As an analyst at McKinsey, you will be staffed to a project, and you may travel to work with that client on-site three or four days a week, essentially solving various business problems. “My work as a management consultant really does tie back to my quant investment team today, because when a client tries to figure out how they’re going to get to the next level of growth, you have to be very analytical,” Hubrich says. “Consultants are not quants, but some come from STEM backgrounds such as math and engineering in addition to an MBA.
“Management consultants have to be ruthlessly analytical and a people-person, because you’re interacting with a mid-level manager at the client company, and you have to work with that person to solve the problem,” he says. “You can’t be successful if they’re not successful, so there’s a collaborative aspect [to management consulting] that connects to our team [at T. Rowe Price].”
Hubrich says he learned a lot at McKinsey about taking a hypothesis-based approach and having the courage to speak up and share his real opinions, which he instills in his current team. However, the grueling travel schedule eventually wore on him, convincing him to shift his career aspirations from management consulting to asset management. “There were lots of meetings, gathering information, meeting people, then you’ll go back to the office to synthesize all of that, putting it on paper and updating your PowerPoint deck to be ready for the next day,” Hubrich says. “After a while, I got restless and realized that I didn’t want to do this for life – for a blend of reasons.
“The tactical personal reason that I made a change is, we had our first child, and I wanted to have a role where I didn’t have to travel as much,” he says. “I’m an in-between person as a quant and an analyst, and I was eager to build things that have a more lasting real-world impact than the world of day-to-day projects at McKinsey, where there was too much turbulence in the rush to get there. T. Rowe has deep rigorous analytical work that really matters, an investor-focused mission and a clear definition of success that’s often missing in academia or management consulting.”
From management consulting to asset management
T. Rowe Price created a unique dual-structure for the investment team of the new liquid alternatives fund, with Hubrich leading a quant team and the other co-PM – former Soros Fund Management equity analyst Richard “Rick” de los Reyes – leading a fundamental team, part of the hybrid “quantamental” trend on the buy side.
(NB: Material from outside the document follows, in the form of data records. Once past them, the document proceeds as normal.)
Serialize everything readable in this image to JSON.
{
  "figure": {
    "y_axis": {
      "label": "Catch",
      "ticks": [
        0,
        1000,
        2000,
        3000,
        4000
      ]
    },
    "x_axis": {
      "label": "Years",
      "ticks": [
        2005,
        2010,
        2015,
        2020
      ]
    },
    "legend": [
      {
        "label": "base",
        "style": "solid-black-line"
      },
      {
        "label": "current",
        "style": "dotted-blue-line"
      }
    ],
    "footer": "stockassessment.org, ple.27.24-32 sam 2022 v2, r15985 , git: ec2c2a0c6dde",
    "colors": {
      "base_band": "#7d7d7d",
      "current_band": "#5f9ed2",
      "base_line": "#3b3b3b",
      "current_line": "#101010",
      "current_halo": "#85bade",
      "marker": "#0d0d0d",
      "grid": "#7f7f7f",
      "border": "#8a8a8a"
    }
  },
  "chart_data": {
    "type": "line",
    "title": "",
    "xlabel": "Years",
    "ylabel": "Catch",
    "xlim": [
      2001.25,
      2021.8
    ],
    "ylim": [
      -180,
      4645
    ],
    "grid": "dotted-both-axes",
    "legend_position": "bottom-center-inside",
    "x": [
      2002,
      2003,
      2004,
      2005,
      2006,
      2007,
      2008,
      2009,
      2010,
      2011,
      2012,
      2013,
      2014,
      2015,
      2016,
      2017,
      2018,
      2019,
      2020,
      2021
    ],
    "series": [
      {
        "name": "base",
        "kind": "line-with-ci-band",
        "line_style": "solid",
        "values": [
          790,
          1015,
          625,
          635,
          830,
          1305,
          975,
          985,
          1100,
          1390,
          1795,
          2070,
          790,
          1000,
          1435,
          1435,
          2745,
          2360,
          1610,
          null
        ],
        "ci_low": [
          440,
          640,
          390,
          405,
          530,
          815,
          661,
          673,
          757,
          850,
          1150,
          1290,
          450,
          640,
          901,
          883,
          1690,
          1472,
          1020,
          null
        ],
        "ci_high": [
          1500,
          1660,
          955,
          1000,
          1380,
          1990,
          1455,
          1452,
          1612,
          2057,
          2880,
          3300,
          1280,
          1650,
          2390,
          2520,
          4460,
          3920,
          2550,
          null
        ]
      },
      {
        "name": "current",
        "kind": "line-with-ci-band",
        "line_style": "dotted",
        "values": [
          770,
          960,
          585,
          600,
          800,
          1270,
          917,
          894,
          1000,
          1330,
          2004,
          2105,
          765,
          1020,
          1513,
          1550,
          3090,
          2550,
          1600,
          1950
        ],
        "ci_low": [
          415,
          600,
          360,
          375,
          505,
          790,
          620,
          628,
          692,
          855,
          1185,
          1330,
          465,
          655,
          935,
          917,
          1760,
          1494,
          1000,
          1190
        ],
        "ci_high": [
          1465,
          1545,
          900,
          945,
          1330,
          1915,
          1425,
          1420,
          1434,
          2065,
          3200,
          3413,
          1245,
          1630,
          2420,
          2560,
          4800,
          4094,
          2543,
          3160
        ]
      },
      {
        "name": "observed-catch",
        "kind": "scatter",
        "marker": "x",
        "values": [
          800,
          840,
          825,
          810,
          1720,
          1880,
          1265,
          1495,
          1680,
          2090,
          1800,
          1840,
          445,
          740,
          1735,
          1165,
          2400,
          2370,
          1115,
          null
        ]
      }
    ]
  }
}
“It’s an absolute-return strategy that blends fundamental and quantitative elements – I’m a quant, my colleague Rick is a fundamental investor, so he and I complement each other,” Hubrich says. “However, I don’t actually like the juxtaposition of fundamental versus quant, because what we do is also fundamental, just in a different way.
“The key distinction is discretionary versus systematic – our team mechanizes some processes and uses a lot of data, but ultimately we buy the same stuff, we just buy it for different reasons,” he says. “The quants I need for my team are mainly STEM majors, but they need to have a decent minor in fundamental investing – I don’t hire quants that are pure stat-arb traders and wouldn’t understand what they’re actually buying, they need to be investors.”